The vscode extension allows to define custom tags:

"yaml.customTags": [
    "!ENV scalar",
    "!ENV sequence",
    "!relative scalar",
    "tag:yaml.org,2002:python/name:material.extensions.emoji.to_svg",
    "tag:yaml.org,2002:python/name:material.extensions.emoji.twemoji",
    "tag:yaml.org,2002:python/name:pymdownx.superfences.fence_code_format"
  ]

This is documented here: https://squidfunk.github.io/mkdocs-material/creating-your-site/?h=yaml#minimal-configuration

In the built-in pre-commit hook (which also uses ruamel.yaml I had to pass the argument --unsafe to be able to load the file.
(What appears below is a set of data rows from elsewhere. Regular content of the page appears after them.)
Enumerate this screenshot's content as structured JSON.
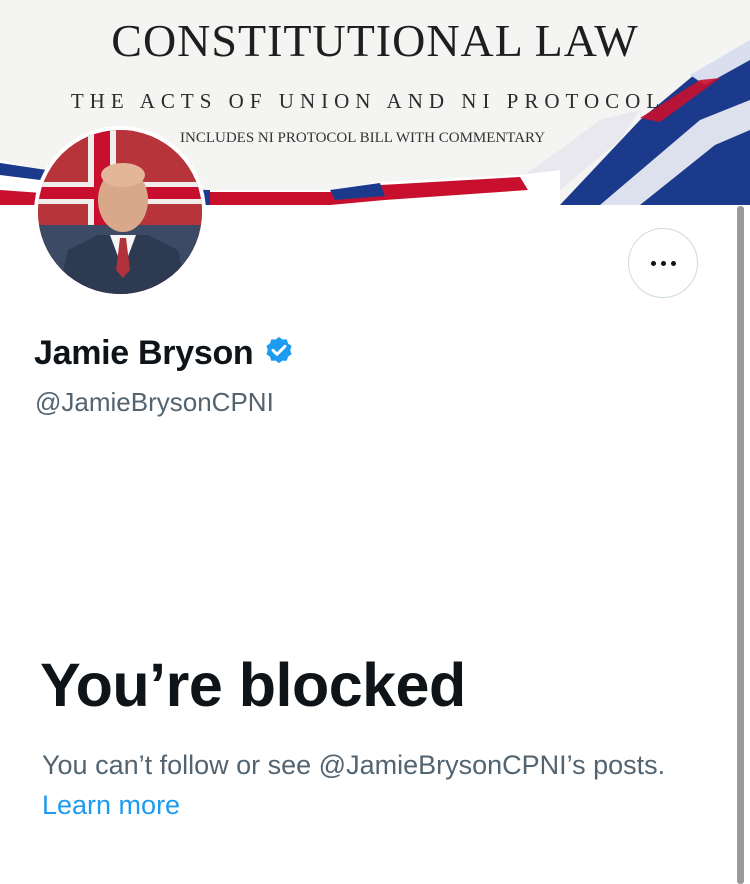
{
  "banner": {
    "title": "CONSTITUTIONAL LAW",
    "subtitle": "THE ACTS OF UNION AND NI PROTOCOL",
    "subtitle2": "INCLUDES NI PROTOCOL BILL WITH COMMENTARY"
  },
  "profile": {
    "name": "Jamie Bryson",
    "handle": "@JamieBrysonCPNI",
    "verified_color": "#1d9bf0"
  },
  "blocked": {
    "title": "You’re blocked",
    "message": "You can’t follow or see @JamieBrysonCPNI’s posts.",
    "link": "Learn more"
  },
  "colors": {
    "link": "#1d9bf0",
    "secondary_text": "#536471",
    "primary_text": "#0f1419"
  },
  "icons": {
    "more": "more-horizontal-icon",
    "verified": "verified-badge-icon"
  }
}
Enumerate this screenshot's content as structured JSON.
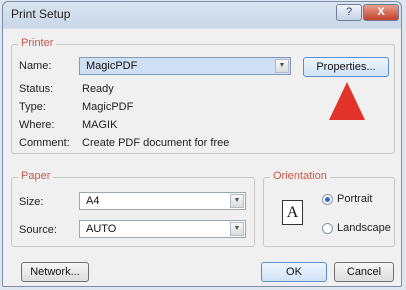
{
  "window": {
    "title": "Print Setup",
    "help_glyph": "?",
    "close_glyph": "X"
  },
  "printer": {
    "group_label": "Printer",
    "name_label": "Name:",
    "name_value": "MagicPDF",
    "properties_button": "Properties...",
    "status_label": "Status:",
    "status_value": "Ready",
    "type_label": "Type:",
    "type_value": "MagicPDF",
    "where_label": "Where:",
    "where_value": "MAGIK",
    "comment_label": "Comment:",
    "comment_value": "Create PDF document for free"
  },
  "paper": {
    "group_label": "Paper",
    "size_label": "Size:",
    "size_value": "A4",
    "source_label": "Source:",
    "source_value": "AUTO"
  },
  "orientation": {
    "group_label": "Orientation",
    "icon_letter": "A",
    "portrait_label": "Portrait",
    "landscape_label": "Landscape",
    "selected": "Portrait"
  },
  "footer": {
    "network_button": "Network...",
    "ok_button": "OK",
    "cancel_button": "Cancel"
  },
  "annotation": {
    "color": "#e2332a"
  },
  "icons": {
    "dropdown": "chevron-down-icon",
    "help": "help-icon",
    "close": "close-icon",
    "orientation": "portrait-page-icon"
  }
}
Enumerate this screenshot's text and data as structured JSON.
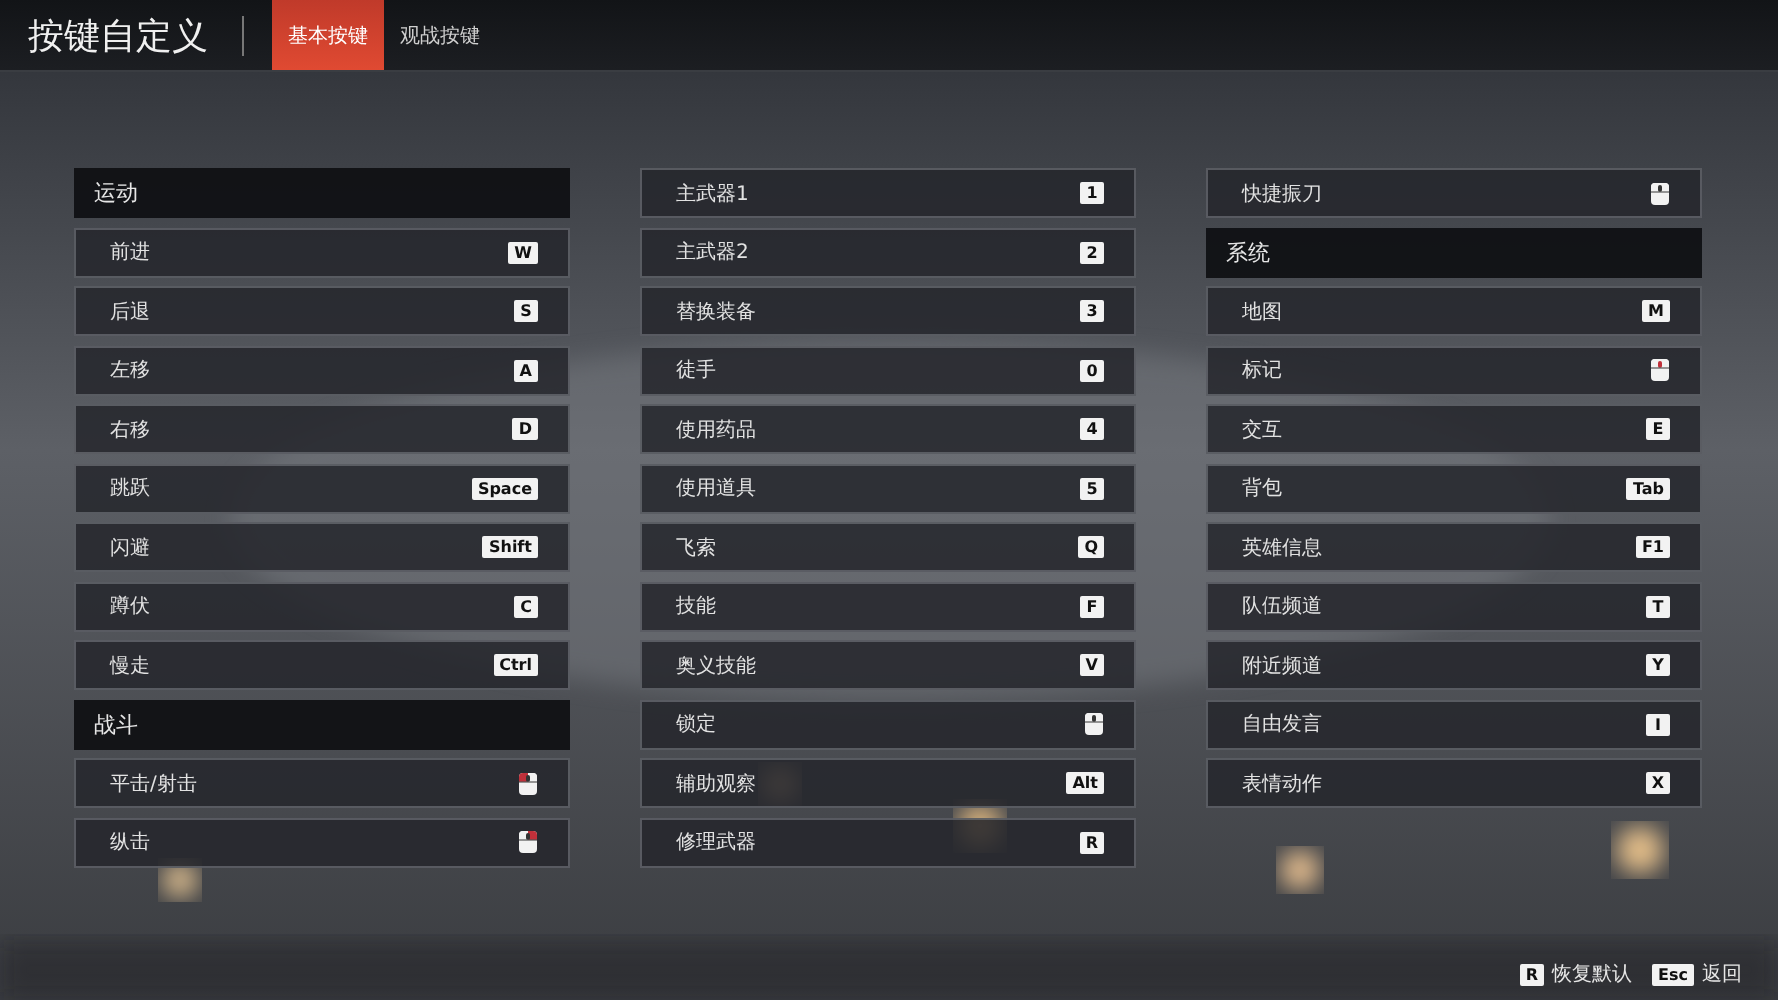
{
  "title": "按键自定义",
  "tabs": [
    {
      "label": "基本按键",
      "selected": true
    },
    {
      "label": "观战按键",
      "selected": false
    }
  ],
  "columns": [
    [
      {
        "kind": "header",
        "label": "运动"
      },
      {
        "kind": "binding",
        "label": "前进",
        "key": {
          "kind": "text",
          "text": "W"
        }
      },
      {
        "kind": "binding",
        "label": "后退",
        "key": {
          "kind": "text",
          "text": "S"
        }
      },
      {
        "kind": "binding",
        "label": "左移",
        "key": {
          "kind": "text",
          "text": "A"
        }
      },
      {
        "kind": "binding",
        "label": "右移",
        "key": {
          "kind": "text",
          "text": "D"
        }
      },
      {
        "kind": "binding",
        "label": "跳跃",
        "key": {
          "kind": "text",
          "text": "Space"
        }
      },
      {
        "kind": "binding",
        "label": "闪避",
        "key": {
          "kind": "text",
          "text": "Shift"
        }
      },
      {
        "kind": "binding",
        "label": "蹲伏",
        "key": {
          "kind": "text",
          "text": "C"
        }
      },
      {
        "kind": "binding",
        "label": "慢走",
        "key": {
          "kind": "text",
          "text": "Ctrl"
        }
      },
      {
        "kind": "header",
        "label": "战斗"
      },
      {
        "kind": "binding",
        "label": "平击/射击",
        "key": {
          "kind": "mouse",
          "left": true,
          "right": false,
          "wheel": false
        }
      },
      {
        "kind": "binding",
        "label": "纵击",
        "key": {
          "kind": "mouse",
          "left": false,
          "right": true,
          "wheel": false
        }
      }
    ],
    [
      {
        "kind": "binding",
        "label": "主武器1",
        "key": {
          "kind": "text",
          "text": "1"
        }
      },
      {
        "kind": "binding",
        "label": "主武器2",
        "key": {
          "kind": "text",
          "text": "2"
        }
      },
      {
        "kind": "binding",
        "label": "替换装备",
        "key": {
          "kind": "text",
          "text": "3"
        }
      },
      {
        "kind": "binding",
        "label": "徒手",
        "key": {
          "kind": "text",
          "text": "0"
        }
      },
      {
        "kind": "binding",
        "label": "使用药品",
        "key": {
          "kind": "text",
          "text": "4"
        }
      },
      {
        "kind": "binding",
        "label": "使用道具",
        "key": {
          "kind": "text",
          "text": "5"
        }
      },
      {
        "kind": "binding",
        "label": "飞索",
        "key": {
          "kind": "text",
          "text": "Q"
        }
      },
      {
        "kind": "binding",
        "label": "技能",
        "key": {
          "kind": "text",
          "text": "F"
        }
      },
      {
        "kind": "binding",
        "label": "奥义技能",
        "key": {
          "kind": "text",
          "text": "V"
        }
      },
      {
        "kind": "binding",
        "label": "锁定",
        "key": {
          "kind": "mouse",
          "left": false,
          "right": false,
          "wheel": false
        }
      },
      {
        "kind": "binding",
        "label": "辅助观察",
        "key": {
          "kind": "text",
          "text": "Alt"
        }
      },
      {
        "kind": "binding",
        "label": "修理武器",
        "key": {
          "kind": "text",
          "text": "R"
        }
      }
    ],
    [
      {
        "kind": "binding",
        "label": "快捷振刀",
        "key": {
          "kind": "mouse",
          "left": false,
          "right": false,
          "wheel": false
        }
      },
      {
        "kind": "header",
        "label": "系统"
      },
      {
        "kind": "binding",
        "label": "地图",
        "key": {
          "kind": "text",
          "text": "M"
        }
      },
      {
        "kind": "binding",
        "label": "标记",
        "key": {
          "kind": "mouse",
          "left": false,
          "right": false,
          "wheel": true
        }
      },
      {
        "kind": "binding",
        "label": "交互",
        "key": {
          "kind": "text",
          "text": "E"
        }
      },
      {
        "kind": "binding",
        "label": "背包",
        "key": {
          "kind": "text",
          "text": "Tab"
        }
      },
      {
        "kind": "binding",
        "label": "英雄信息",
        "key": {
          "kind": "text",
          "text": "F1"
        }
      },
      {
        "kind": "binding",
        "label": "队伍频道",
        "key": {
          "kind": "text",
          "text": "T"
        }
      },
      {
        "kind": "binding",
        "label": "附近频道",
        "key": {
          "kind": "text",
          "text": "Y"
        }
      },
      {
        "kind": "binding",
        "label": "自由发言",
        "key": {
          "kind": "text",
          "text": "I"
        }
      },
      {
        "kind": "binding",
        "label": "表情动作",
        "key": {
          "kind": "text",
          "text": "X"
        }
      }
    ]
  ],
  "footer": [
    {
      "key": "R",
      "label": "恢复默认"
    },
    {
      "key": "Esc",
      "label": "返回"
    }
  ]
}
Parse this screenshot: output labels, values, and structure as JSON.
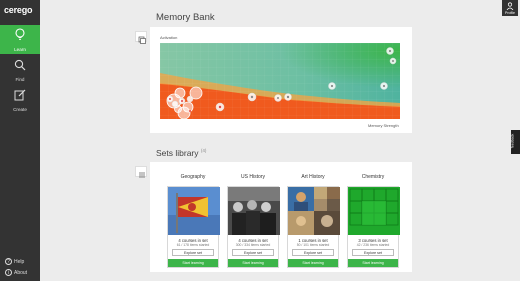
{
  "app": {
    "logo": "cerego"
  },
  "nav": {
    "learn": "Learn",
    "find": "Find",
    "create": "Create",
    "help": "Help",
    "about": "About"
  },
  "profile": {
    "label": "Profile"
  },
  "feedback": {
    "label": "feedback"
  },
  "memory_bank": {
    "title": "Memory Bank",
    "y_label": "Activation",
    "x_label": "Memory Strength"
  },
  "sets_library": {
    "title": "Sets library",
    "count": "(4)",
    "cards": [
      {
        "title": "Geography",
        "courses": "4 courses in set",
        "items": "61 / 178 items started",
        "explore": "Explore set",
        "start": "Start learning"
      },
      {
        "title": "US History",
        "courses": "4 courses in set",
        "items": "300 / 334 items started",
        "explore": "Explore set",
        "start": "Start learning"
      },
      {
        "title": "Art History",
        "courses": "1 courses in set",
        "items": "50 / 101 items started",
        "explore": "Explore set",
        "start": "Start learning"
      },
      {
        "title": "Chemistry",
        "courses": "3 courses in set",
        "items": "42 / 236 items started",
        "explore": "Explore set",
        "start": "Start learning"
      }
    ]
  },
  "colors": {
    "accent": "#3db54a",
    "sidebar": "#333333",
    "chart_teal": "#5fb9a2",
    "chart_orange": "#f0541a"
  }
}
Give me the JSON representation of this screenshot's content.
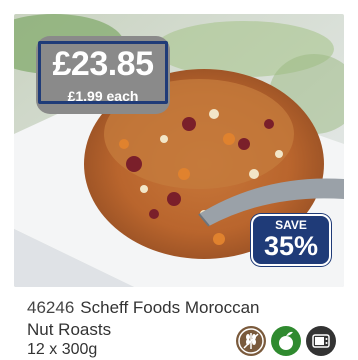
{
  "product": {
    "price": "£23.85",
    "unit_price": "£1.99 each",
    "save_label": "SAVE",
    "save_percent": "35%",
    "code": "46246",
    "name_line1": "Scheff Foods Moroccan",
    "name_line2": "Nut Roasts",
    "pack_size": "12 x 300g"
  },
  "icons": [
    "wheat-free-icon",
    "vegetarian-icon",
    "microwave-icon"
  ],
  "colors": {
    "badge_blue": "#1f3b78",
    "price_grey": "#8a8a8a",
    "grain_brown": "#7a5a3c",
    "veg_green": "#2f8a2f",
    "micro_dark": "#333333"
  }
}
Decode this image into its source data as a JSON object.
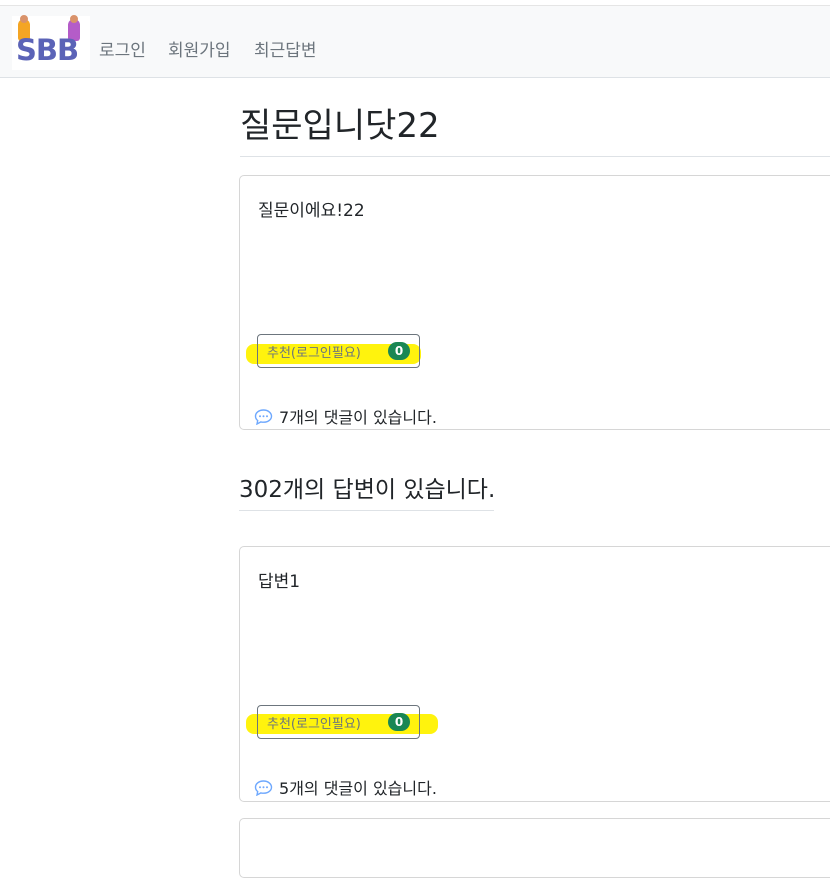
{
  "navbar": {
    "logo_text": "SBB",
    "links": [
      "로그인",
      "회원가입",
      "최근답변"
    ]
  },
  "question": {
    "title": "질문입니닷22",
    "content": "질문이에요!22",
    "vote_label": "추천(로그인필요)",
    "vote_count": "0",
    "comment_count": "7",
    "comment_suffix": "개의 댓글이 있습니다."
  },
  "answers": {
    "heading": "302개의 답변이 있습니다.",
    "items": [
      {
        "content": "답변1",
        "vote_label": "추천(로그인필요)",
        "vote_count": "0",
        "comment_count": "5",
        "comment_suffix": "개의 댓글이 있습니다."
      }
    ]
  },
  "colors": {
    "highlight": "#fff200",
    "badge": "#198754",
    "comment_icon": "#6ea8fe"
  }
}
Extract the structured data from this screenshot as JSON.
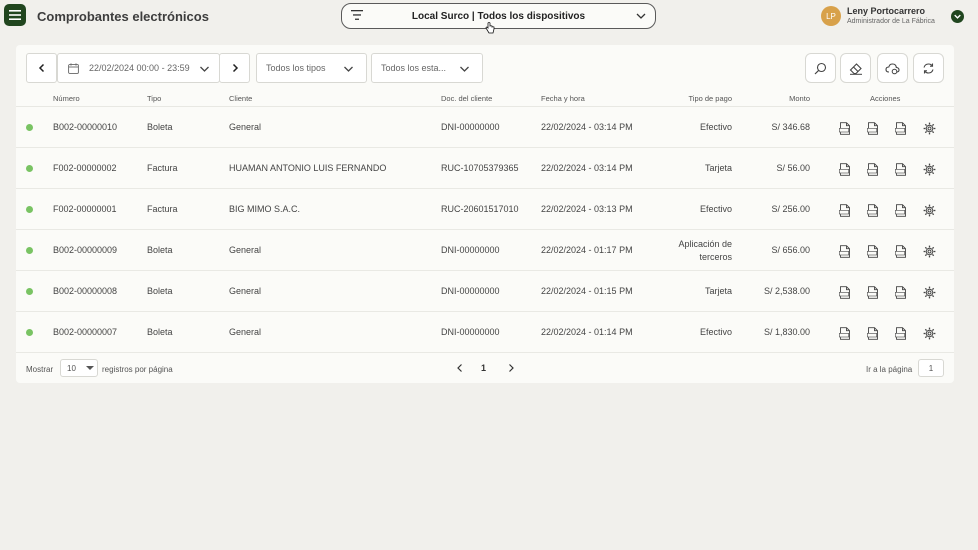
{
  "header": {
    "title": "Comprobantes electrónicos",
    "store_selector": "Local Surco | Todos los dispositivos",
    "user": {
      "initials": "LP",
      "name": "Leny Portocarrero",
      "role": "Administrador de La Fábrica"
    }
  },
  "filters": {
    "date_range": "22/02/2024 00:00 - 23:59",
    "type": "Todos los tipos",
    "status": "Todos los esta..."
  },
  "table": {
    "columns": [
      "Número",
      "Tipo",
      "Cliente",
      "Doc. del cliente",
      "Fecha y hora",
      "Tipo de pago",
      "Monto",
      "Acciones"
    ],
    "rows": [
      {
        "numero": "B002-00000010",
        "tipo": "Boleta",
        "cliente": "General",
        "doc": "DNI-00000000",
        "fecha": "22/02/2024 - 03:14 PM",
        "pago": "Efectivo",
        "pago2": "",
        "monto": "S/ 346.68"
      },
      {
        "numero": "F002-00000002",
        "tipo": "Factura",
        "cliente": "HUAMAN ANTONIO LUIS FERNANDO",
        "doc": "RUC-10705379365",
        "fecha": "22/02/2024 - 03:14 PM",
        "pago": "Tarjeta",
        "pago2": "",
        "monto": "S/ 56.00"
      },
      {
        "numero": "F002-00000001",
        "tipo": "Factura",
        "cliente": "BIG MIMO S.A.C.",
        "doc": "RUC-20601517010",
        "fecha": "22/02/2024 - 03:13 PM",
        "pago": "Efectivo",
        "pago2": "",
        "monto": "S/ 256.00"
      },
      {
        "numero": "B002-00000009",
        "tipo": "Boleta",
        "cliente": "General",
        "doc": "DNI-00000000",
        "fecha": "22/02/2024 - 01:17 PM",
        "pago": "Aplicación de",
        "pago2": "terceros",
        "monto": "S/ 656.00"
      },
      {
        "numero": "B002-00000008",
        "tipo": "Boleta",
        "cliente": "General",
        "doc": "DNI-00000000",
        "fecha": "22/02/2024 - 01:15 PM",
        "pago": "Tarjeta",
        "pago2": "",
        "monto": "S/ 2,538.00"
      },
      {
        "numero": "B002-00000007",
        "tipo": "Boleta",
        "cliente": "General",
        "doc": "DNI-00000000",
        "fecha": "22/02/2024 - 01:14 PM",
        "pago": "Efectivo",
        "pago2": "",
        "monto": "S/ 1,830.00"
      }
    ],
    "action_icons": [
      "pdf-icon",
      "xml-icon",
      "cdr-icon",
      "gear-icon"
    ],
    "status_color": "#79c363"
  },
  "footer": {
    "show_label": "Mostrar",
    "per_page": "10",
    "per_page_label": "registros por página",
    "current_page": "1",
    "goto_label": "Ir a la página",
    "goto_value": "1"
  },
  "colors": {
    "brand": "#21461f",
    "avatar": "#d8a14a",
    "background": "#f1f0ec"
  }
}
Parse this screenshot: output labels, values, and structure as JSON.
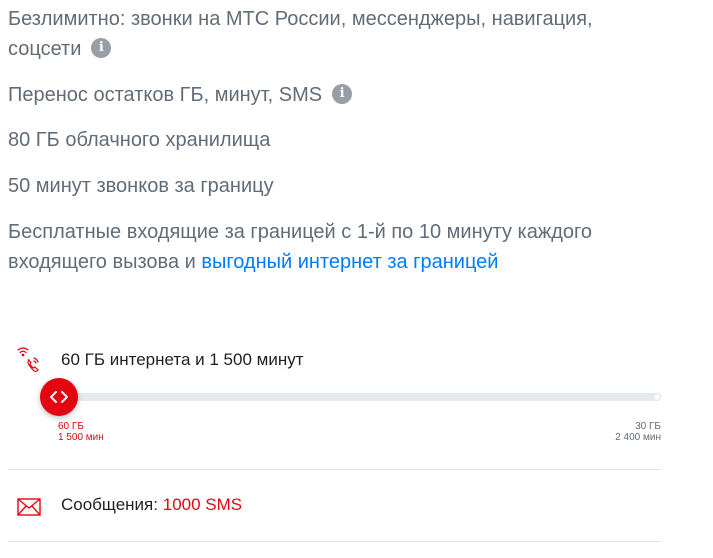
{
  "features": [
    {
      "text_line1": "Безлимитно: звонки на МТС России, мессенджеры, навигация,",
      "text_line2": "соцсети",
      "info": "i"
    },
    {
      "text": "Перенос остатков ГБ, минут, SMS",
      "info": "i"
    },
    {
      "text": "80 ГБ облачного хранилища"
    },
    {
      "text": "50 минут звонков за границу"
    },
    {
      "text_line1": "Бесплатные входящие за границей с 1-й по 10 минуту каждого",
      "text_line2_prefix": "входящего вызова и",
      "link": "выгодный интернет за границей"
    }
  ],
  "bundle": {
    "icon": "wifi-phone-icon",
    "label": "60 ГБ интернета и 1 500 минут",
    "slider_level": 0,
    "min_gb": "60 ГБ",
    "min_minutes": "1 500 мин",
    "max_gb": "30 ГБ",
    "max_minutes": "2 400 мин"
  },
  "sms": {
    "icon": "envelope-icon",
    "label": "Сообщения:",
    "value": "1000 SMS"
  },
  "colors": {
    "accent": "#e30611",
    "link": "#007cff",
    "text": "#626c77",
    "info_icon": "#969fa8"
  }
}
Would that be an option?

mschoettle avatar Mar 03 '25 21:03 mschoettle

We are using this hook in pre-commit for Ansible repos, amongst other things, and sadly it fails on !vault tags used by ansible-vault. At the moment I don't see a workaround other than excluding the affected files, which is horrible because the github action is a separate and shared repo. How have others dealt with this? Is there a way we could somehow SED- stream edit to filter the tags from files as they are passed (by name) to the hook?

phil-dotchon avatar Apr 01 '25 22:04 phil-dotchon